2. Le 15 novembre 1884, s'ouvrit à Berlin une conférence convoquée par l'empereur d'Allemagne, de concert avec le Président de la République française. Après quatre mois de délibérations, cette assemblée traça les limites du bassin conventionnel du Congo, fixa la législation économique destinée à régir le bassin du fleuve Congo (ouvert au commerce de toutes les nations), et lui concéda le privilège politique de la neutralité. Le traité du 26 février 1885 clôt le premier acte de l'entreprise du Roi. Jusqu'à cette date, le gouvernement belge n'avait pas eu, vis-à-vis des affaires du Congo, de position officielle à prendre. Il avait laissé au Roi le soin et l'honneur de conduire Lui-même à bonne fin cette vaste conception. Mais, au lendemain de la conférence de Berlin, la situation était changée; toutes les puissances réunies à Berlin, y compris la Belgique, avaient reconnu le caractère souverain de l'Association internationale du Congo. Ainsi notre Roi était, de fait, le souverain d'un autre pays. La Constitution, dans son art. 62, a prévu la possibilité de cette situation, et, conformément à ses dispositions, les Chambres législatives la réglèrent par une double déclaration des 28-30 avril 1885, qui autorisa, à titre personnel, le Roi Léopold II à assumer la souveraineté de l'Etat fondé en Afrique par l'Association internationale du Congo; cet Etat prit, dès ce moment, le nom d'Etat Indépendant du Congo. Par la loi du 23 avril 1885, la Belgique approuva l'acte général de la conférence de Berlin.

3. — Le 4 août 1890, fut promulguée une loi qui approuvait une convention conclue le 3 juillet précédent, au nom de l'Etat belge, avec l'Etat Indépendant du Congo. Aux termes de cette convention, l'Etat belge s'engage à avancer, à titre de prêt, pour un terme de dix ans, à l'Etat Indépendant du Congo, une somme de 25 millions de francs. Pendant ces dix années, le capital prêté ne sera pas productif d'intérêts. Six mois après l'expiration du terme de dix ans, la Belgique pourra s'annexer l'Etat Indépendant du Congo avec tous les biens, droits et avantages attachés à la souveraineté de cet Etat. Si, au terme susdit, la Belgique décide de ne pas accepter l'annexion, la somme de 25 millions de francs prêtée ne deviendra exigible qu'après un nouveau terme de dix ans, mais elle sera entre-temps productive d'un intérêt annuel de 3 1/2 p. c. De plus, avant ce terme, l'Etat Indépendant devra affecter à des remboursements partiels toutes les sommes à provenir des cessions de terres ou de mines domaniales. Comme on le voit, la convention du 3 juillet et la loi du 4 août 1890 préparent l'annexion de l'Etat Indépendant du Congo à la Belgique, en même temps que l'avènement, dans notre pays, de ce qu'on appelle la politique coloniale.

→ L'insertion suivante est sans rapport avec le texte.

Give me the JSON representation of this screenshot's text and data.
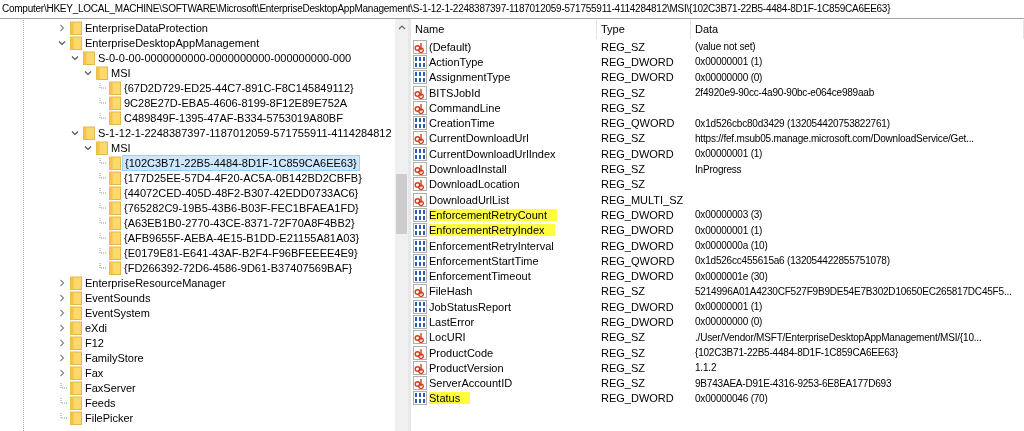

4. Gouvernement. - Administration en général. L'Etat Indépendant du Congo forme une monarchie absolue. Tous les pouvoirs émanent du Roi-Souverain et sont exercés par Lui ou par ses délégués. L'Etat n'a pas de constitution dans le sens que l'on attache ordinairement à ce mot.

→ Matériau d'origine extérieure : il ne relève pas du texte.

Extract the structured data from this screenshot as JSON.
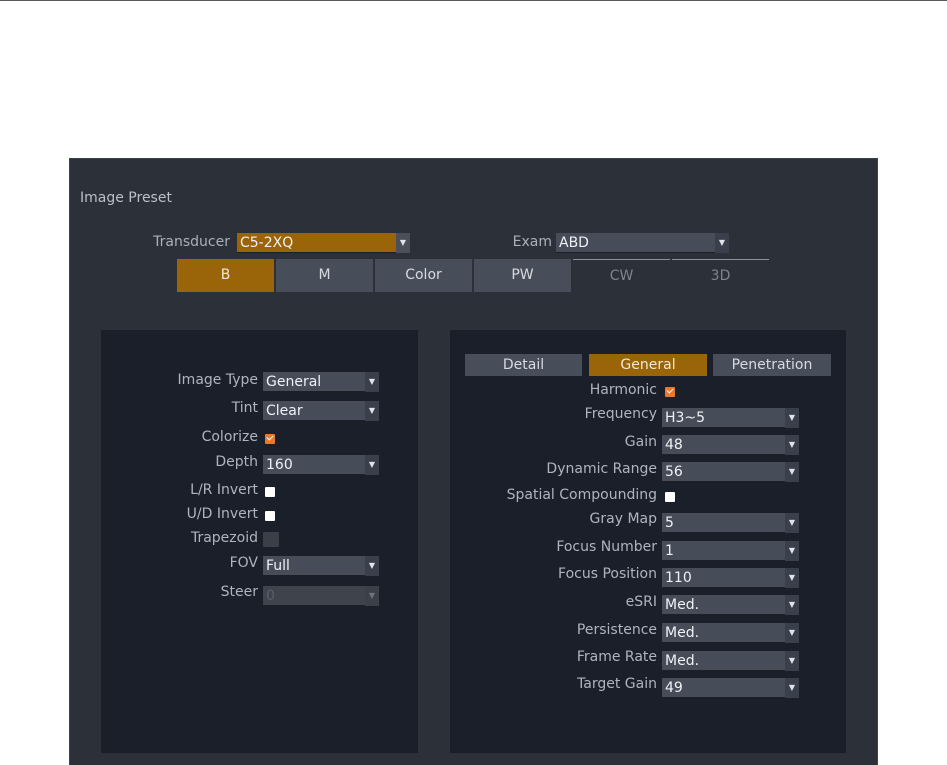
{
  "window": {
    "title": "Image Preset"
  },
  "transducer": {
    "label": "Transducer",
    "value": "C5-2XQ"
  },
  "exam": {
    "label": "Exam",
    "value": "ABD"
  },
  "mode_tabs": [
    {
      "label": "B",
      "state": "active"
    },
    {
      "label": "M",
      "state": "normal"
    },
    {
      "label": "Color",
      "state": "normal"
    },
    {
      "label": "PW",
      "state": "normal"
    },
    {
      "label": "CW",
      "state": "flat"
    },
    {
      "label": "3D",
      "state": "flat"
    }
  ],
  "left_panel": {
    "image_type": {
      "label": "Image Type",
      "value": "General"
    },
    "tint": {
      "label": "Tint",
      "value": "Clear"
    },
    "colorize": {
      "label": "Colorize",
      "checked": true
    },
    "depth": {
      "label": "Depth",
      "value": "160"
    },
    "lr_invert": {
      "label": "L/R Invert",
      "checked": false
    },
    "ud_invert": {
      "label": "U/D Invert",
      "checked": false
    },
    "trapezoid": {
      "label": "Trapezoid",
      "disabled": true
    },
    "fov": {
      "label": "FOV",
      "value": "Full"
    },
    "steer": {
      "label": "Steer",
      "value": "0",
      "disabled": true
    }
  },
  "right_panel": {
    "tabs": [
      {
        "label": "Detail",
        "active": false
      },
      {
        "label": "General",
        "active": true
      },
      {
        "label": "Penetration",
        "active": false
      }
    ],
    "harmonic": {
      "label": "Harmonic",
      "checked": true
    },
    "frequency": {
      "label": "Frequency",
      "value": "H3~5"
    },
    "gain": {
      "label": "Gain",
      "value": "48"
    },
    "dynamic_range": {
      "label": "Dynamic Range",
      "value": "56"
    },
    "spatial_compounding": {
      "label": "Spatial Compounding",
      "checked": false
    },
    "gray_map": {
      "label": "Gray Map",
      "value": "5"
    },
    "focus_number": {
      "label": "Focus Number",
      "value": "1"
    },
    "focus_position": {
      "label": "Focus Position",
      "value": "110"
    },
    "esri": {
      "label": "eSRI",
      "value": "Med."
    },
    "persistence": {
      "label": "Persistence",
      "value": "Med."
    },
    "frame_rate": {
      "label": "Frame Rate",
      "value": "Med."
    },
    "target_gain": {
      "label": "Target Gain",
      "value": "49"
    }
  },
  "colors": {
    "accent": "#9a6508",
    "panel": "#1b1f29",
    "window": "#2b3039",
    "checkbox_on": "#e8792c"
  },
  "icons": {
    "dropdown": "triangle-down",
    "check": "checkmark"
  }
}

3. — Au lendemain du vote par lequel les Chambres belges autorisèrent le Roi à assumer la souveraineté du nouvel Etat, le Roi constitua à Bruxelles le gouvernement central de l'Etat, gouvernement composé de trois départements, ayant respectivement dans leurs attributions : les affaires étrangères et la justice, les finances, l'intérieur auquel sont joints Ja police du territoire et le service des transports. Le Souverain est représenté au Congo par un Gouverneur général et par un vice-gouverneur général. Des inspecteurs d'Etat et trois directeurs de service secondent ces fonctionnaires supérieurs dans leur tache. Le territoire de l'Etat indépendant a été divisé administrativement en douze districts, à la tête desquels sont placés des commissaires de district. Ces districts sont ceux de Banana, Boma, Matadi, des Cataractes, du Stanley-Pool, du Kassaï, de l'Equateur, de l'Oubanghi et Ouellé, de l'Arouwimi et Ouelle, des Stanley-Falls, du Loualaba et du Kwango oriental. Les commissaires de district ont notamment pour tâche de donner, par une suite de reconnaissances et de tournées d'inspection, une extension de plus en plus grande à l'action et à l'influence de l'Etat.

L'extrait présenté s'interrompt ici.